Friday, 22 February 2013

Perspective.... A little something that can be easily lost!

This is what has challenged me of late... perpsective... it is just too easy to forget the who, what, where and most importantly WHY! My journey is more than one dimension... all the parts fit together to make it the special, life changing, monumentous event that it is and will be.

A timely reminder from a very wise man (who may or may not be my husband) came this evening over Thai green curry and a glass of "very good for me" grape juice :) I will never admit this out loud, although now that I am writing it I guess he will inevitably see it and know.... but he has really and truly helped me sort out my thoughts, a HUGE feat let me tell you.

I am clinging this week to why I am doing "this thing"... clinging to the idea of something that is all mine, something (apart from keeping my thoughts clear) my beautiful family just cannot help me with! I need this, I need to step outside my little world and seek to learn more about me.. more about what makes me who I am - good or bad.

In order to clarify the why I am remembering the who - my beautiful friends.. people who mean the world to me, people who would (and DO) reach out to help me through my struggles big or small... being with them adds a dimension to this journey I wouldn't change for all the treasure in Ali Baba's cavern.

In order to clarify the why I am remembering the what - the ride of a lifetime, a HUGE hurdle for me (and if I am being perfectly honest with myself and you too.. I actually don't even really like to ride, I get bored and when I get off my bike I wobble around like a telly tubby... here's hoping that changes with time and practise!) and a massive fundraising venture for Arthritis NSW. I have been a part of so many fundraisers, for so many different things, but not many that have seen me asking for ME.. asking people to support ME on a journey that is bigger than BEN HUR (at least to me anyway). It adds a whole new dimension to the journey and while it often creates a knot in my stomach I know I am supported by alot of awesome people and with their help I can do it.. OR at least the FOUR FIT LADIES can do it, hand in hand as we pedal along our way (obviously not literally, that would be weird watching the four of us coming up the road really holding hands... I mean I can barely stay on the bike with two hands let alone one LOL).

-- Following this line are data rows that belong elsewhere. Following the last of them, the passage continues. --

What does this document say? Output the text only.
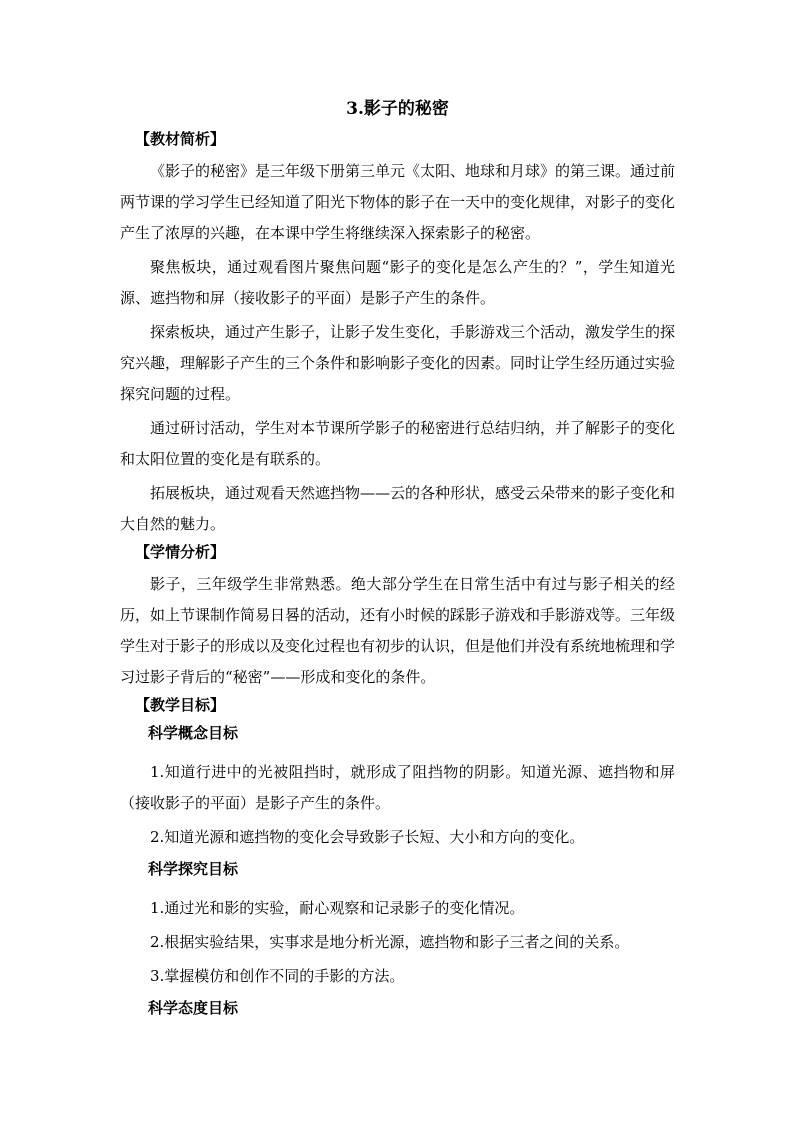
3.影子的秘密
【教材简析】
《影子的秘密》是三年级下册第三单元《太阳、地球和月球》的第三课。通过前两节课的学习学生已经知道了阳光下物体的影子在一天中的变化规律，对影子的变化产生了浓厚的兴趣，在本课中学生将继续深入探索影子的秘密。
聚焦板块，通过观看图片聚焦问题“影子的变化是怎么产生的？”，学生知道光源、遮挡物和屏（接收影子的平面）是影子产生的条件。
探索板块，通过产生影子，让影子发生变化，手影游戏三个活动，激发学生的探究兴趣，理解影子产生的三个条件和影响影子变化的因素。同时让学生经历通过实验探究问题的过程。
通过研讨活动，学生对本节课所学影子的秘密进行总结归纳，并了解影子的变化和太阳位置的变化是有联系的。
拓展板块，通过观看天然遮挡物——云的各种形状，感受云朵带来的影子变化和大自然的魅力。
【学情分析】
影子，三年级学生非常熟悉。绝大部分学生在日常生活中有过与影子相关的经历，如上节课制作简易日晷的活动，还有小时候的踩影子游戏和手影游戏等。三年级学生对于影子的形成以及变化过程也有初步的认识，但是他们并没有系统地梳理和学习过影子背后的“秘密”——形成和变化的条件。
【教学目标】
科学概念目标
1.知道行进中的光被阻挡时，就形成了阻挡物的阴影。知道光源、遮挡物和屏（接收影子的平面）是影子产生的条件。
2.知道光源和遮挡物的变化会导致影子长短、大小和方向的变化。
科学探究目标
1.通过光和影的实验，耐心观察和记录影子的变化情况。
2.根据实验结果，实事求是地分析光源，遮挡物和影子三者之间的关系。
3.掌握模仿和创作不同的手影的方法。
科学态度目标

In order to clarify the why I am remembering the where - VIETNAM... oh my goodness what an amazing destination, even if I am going to be super saddle sore and missing my crew like nothing else.

So as I continue to traverse the challenges that face me personally and physically I will remember what MY wise man said tonight... I will remember and I will do my very best to adopt his clarity, remove the fuzz from my brain and move forward stronger and less concerned about the "silly stuff" that has clogged my insecure and flawed head of late.

Insecure and flawed... I am NOT a big fan of those words.. so with some help from this beautiful family of mine I will BANISH them from my head. It's onwards and upwards from here...

And speaking of ONWARDS and UPWARDS we held our first fundraiser in Coonamble last night and raised an ASTOUNDING $1300 towards our journey... I am in complete awe of the community I live in - 90 people attended our trivia night and helped us launch our campaign with a massive BANG! I am so grateful to my team mates for making it happen along with all the helpers we had along the way.. what a TRULY humbling experience! Pinch Pinch Pinch.. yep really happening, 38 weeks to go :) WOO HOO!!!!!!!